日本代表はフランス代表と23-23のドロー。勝てたかもしれない――という思いは残るが、敵地で堂々たる戦いっぷりを見せ、2019年のラグビー・ワールドカップに向けて大きな試金石となったと思う。
むしろ、W杯で大物食いをしては勝ちきれないフランスにシンパシーを感じてきた身としては(1999年、2007年にオールブラックスを倒した試合はとにかく最高である)、代表チームの不甲斐なさに不安が募る。
日本代表に関しては、6月のアイルランドとのテストマッチ・シリーズで感じた戦略への疑問(キッキング・ゲームを強調しすぎていた)が払拭され、日本らしいパスで相手を崩すアタックが奏功していたことを評価したい。
再開するトップリーグからサンウルブズ、そして来年6月のテストシリーズが楽しみだ。
これぞ、大学ラグビーという早慶戦。
そして先週、感じ入った試合がもうひとつあった。
伝統の早慶戦である。
実のところ前半はミスが連鎖し、凡戦の様相を呈していた。ところが後半に入って慶応が主導権を握り、21-9とリードしたところから、早大の反撃が始まった。いかにも「早大らしい」連続攻撃で2トライを奪い、早大が23-21の逆転勝ち。

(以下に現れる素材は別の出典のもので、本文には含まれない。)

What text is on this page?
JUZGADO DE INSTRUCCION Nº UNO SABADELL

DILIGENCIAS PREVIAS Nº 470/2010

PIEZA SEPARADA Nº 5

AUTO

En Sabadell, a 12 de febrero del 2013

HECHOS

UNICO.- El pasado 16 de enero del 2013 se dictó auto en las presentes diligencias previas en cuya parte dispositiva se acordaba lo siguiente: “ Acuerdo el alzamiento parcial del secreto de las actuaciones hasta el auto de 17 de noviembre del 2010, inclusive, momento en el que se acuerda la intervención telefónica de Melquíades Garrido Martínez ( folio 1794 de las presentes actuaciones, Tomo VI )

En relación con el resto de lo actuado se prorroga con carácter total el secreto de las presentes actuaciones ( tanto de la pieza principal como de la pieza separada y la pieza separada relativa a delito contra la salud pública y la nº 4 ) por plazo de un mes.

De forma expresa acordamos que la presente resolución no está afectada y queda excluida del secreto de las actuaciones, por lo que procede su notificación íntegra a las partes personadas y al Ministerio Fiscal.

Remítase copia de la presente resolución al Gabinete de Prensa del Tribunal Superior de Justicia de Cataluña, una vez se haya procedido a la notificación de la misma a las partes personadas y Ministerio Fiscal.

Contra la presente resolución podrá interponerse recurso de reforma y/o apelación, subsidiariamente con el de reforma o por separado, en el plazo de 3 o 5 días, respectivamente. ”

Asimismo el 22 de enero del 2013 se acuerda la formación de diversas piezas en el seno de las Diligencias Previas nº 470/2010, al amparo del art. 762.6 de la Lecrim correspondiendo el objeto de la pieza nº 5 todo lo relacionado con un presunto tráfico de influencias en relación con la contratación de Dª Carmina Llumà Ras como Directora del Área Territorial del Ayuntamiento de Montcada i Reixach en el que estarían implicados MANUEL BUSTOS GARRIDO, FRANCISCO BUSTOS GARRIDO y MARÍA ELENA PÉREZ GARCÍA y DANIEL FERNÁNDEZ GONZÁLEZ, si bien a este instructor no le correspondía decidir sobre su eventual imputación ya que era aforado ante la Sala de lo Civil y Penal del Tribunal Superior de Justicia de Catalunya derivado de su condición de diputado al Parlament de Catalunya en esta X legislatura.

しかも試合終盤には、早大のトライがスローフォワードと判定され、ノーサイド間際には慶大が早大陣深くまで攻め入るなど、スリル満点の内容だった。
これぞ、大学ラグビーという試合だったと思う。
ところがここ数年、大学ラグビーを取り巻く環境には厳しいものがある。ラグビー界ではファン層が分極化し、大学ラグビーのエントリー層がなかなか増えないのだ。
まず、2015年のW杯を機に代表のファンになった層がいる。加えて、トップリーグを長く応援する人たちがいる。スーパーラグビーのサンウルブズのファンも多い。